Le séisme reprit à nouveau, accompagné cette fois d'une sorte de profond feulement qui semblait provenir autant du sol que de l'air.
Un de ces ''trucs'', comme les avait appelé une militaire un peu plus tôt, approchait.
Elle aperçut d'abord le sommet des crêtes qui ornaient le dos de la créature, qui rampait nonchalamment entre les bâtiments ayant résisté aux ondes de chocs qui annonçaient sa venue.
Un autre grognement s'éleva dans les airs. De l'autre côté de la rue, avançait doucement un autre spécimen, légèrement plus petit celui-ci.
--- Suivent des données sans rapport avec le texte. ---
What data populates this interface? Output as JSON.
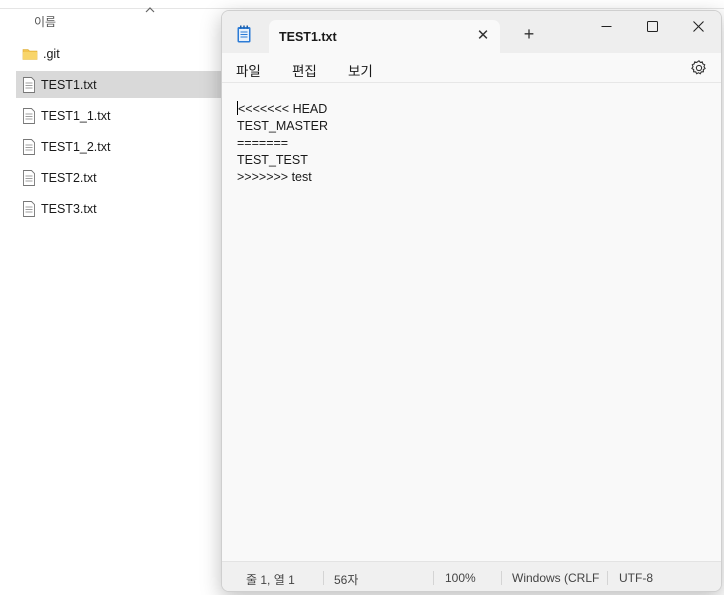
{
  "explorer": {
    "column_header": "이름",
    "files": [
      {
        "name": ".git",
        "type": "folder",
        "selected": false
      },
      {
        "name": "TEST1.txt",
        "type": "text",
        "selected": true
      },
      {
        "name": "TEST1_1.txt",
        "type": "text",
        "selected": false
      },
      {
        "name": "TEST1_2.txt",
        "type": "text",
        "selected": false
      },
      {
        "name": "TEST2.txt",
        "type": "text",
        "selected": false
      },
      {
        "name": "TEST3.txt",
        "type": "text",
        "selected": false
      }
    ]
  },
  "notepad": {
    "tab_title": "TEST1.txt",
    "tab_close": "✕",
    "new_tab": "+",
    "menu": {
      "file": "파일",
      "edit": "편집",
      "view": "보기"
    },
    "content_lines": [
      "<<<<<<< HEAD",
      "TEST_MASTER",
      "=======",
      "TEST_TEST",
      ">>>>>>> test"
    ],
    "status": {
      "position": "줄 1, 열 1",
      "char_count": "56자",
      "zoom": "100%",
      "line_ending": "Windows (CRLF)",
      "encoding": "UTF-8"
    }
  },
  "colors": {
    "selection": "#d9d9d9",
    "titlebar": "#eeeeee",
    "editor_bg": "#f9f9f9",
    "notepad_icon": "#2b7bd6"
  }
}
Pourtant, ils étaient tous deux aussi longs et beaucoup plus larges qu'un train de plusieurs dizaines de wagons.
À travers cet enfer, Anna perçut miraculeusement le son caractéristique du vol d'un hélicoptère. La plus petite des créatures sembla s'énerver, écrasant de son corps massif toutes les constructions proches qui l'entouraient, avant de relever son énorme gueule semblable à celle d'un serpent géant en direction de l'engin volant. Une salve de tirs de mitraillette l'accueillit. Inutile. Les balles ricochaient sur le corps écailleux du monstre. Ce dernier éleva un peu plus son imposant corps, qui pourtant ne semblait n'être capable que de ramper. Qu'à cela ne tienne, il était assez grand. En un rapide dernier élan, il attrapa en une seule grosse gobée l'hélicoptère et ses occupants avant qu'ils n'aient le temps de comprendre ce qui leur arrivait. Ils n'avaient pas eu le temps de hurler à leur mort.
En reprenant sa position initiale, le Léviathan dévoila dans toute sa monstrueuse splendeur les mystérieuses cicatrices qui ornaient son ventre.
Anna les croyait invincible, mais une profonde et étrange blessure lui fut exposée. C'est avec effarement, qu'elle reconnu des symboles gravés sur le corps du monstre : ''DRGN Corp''.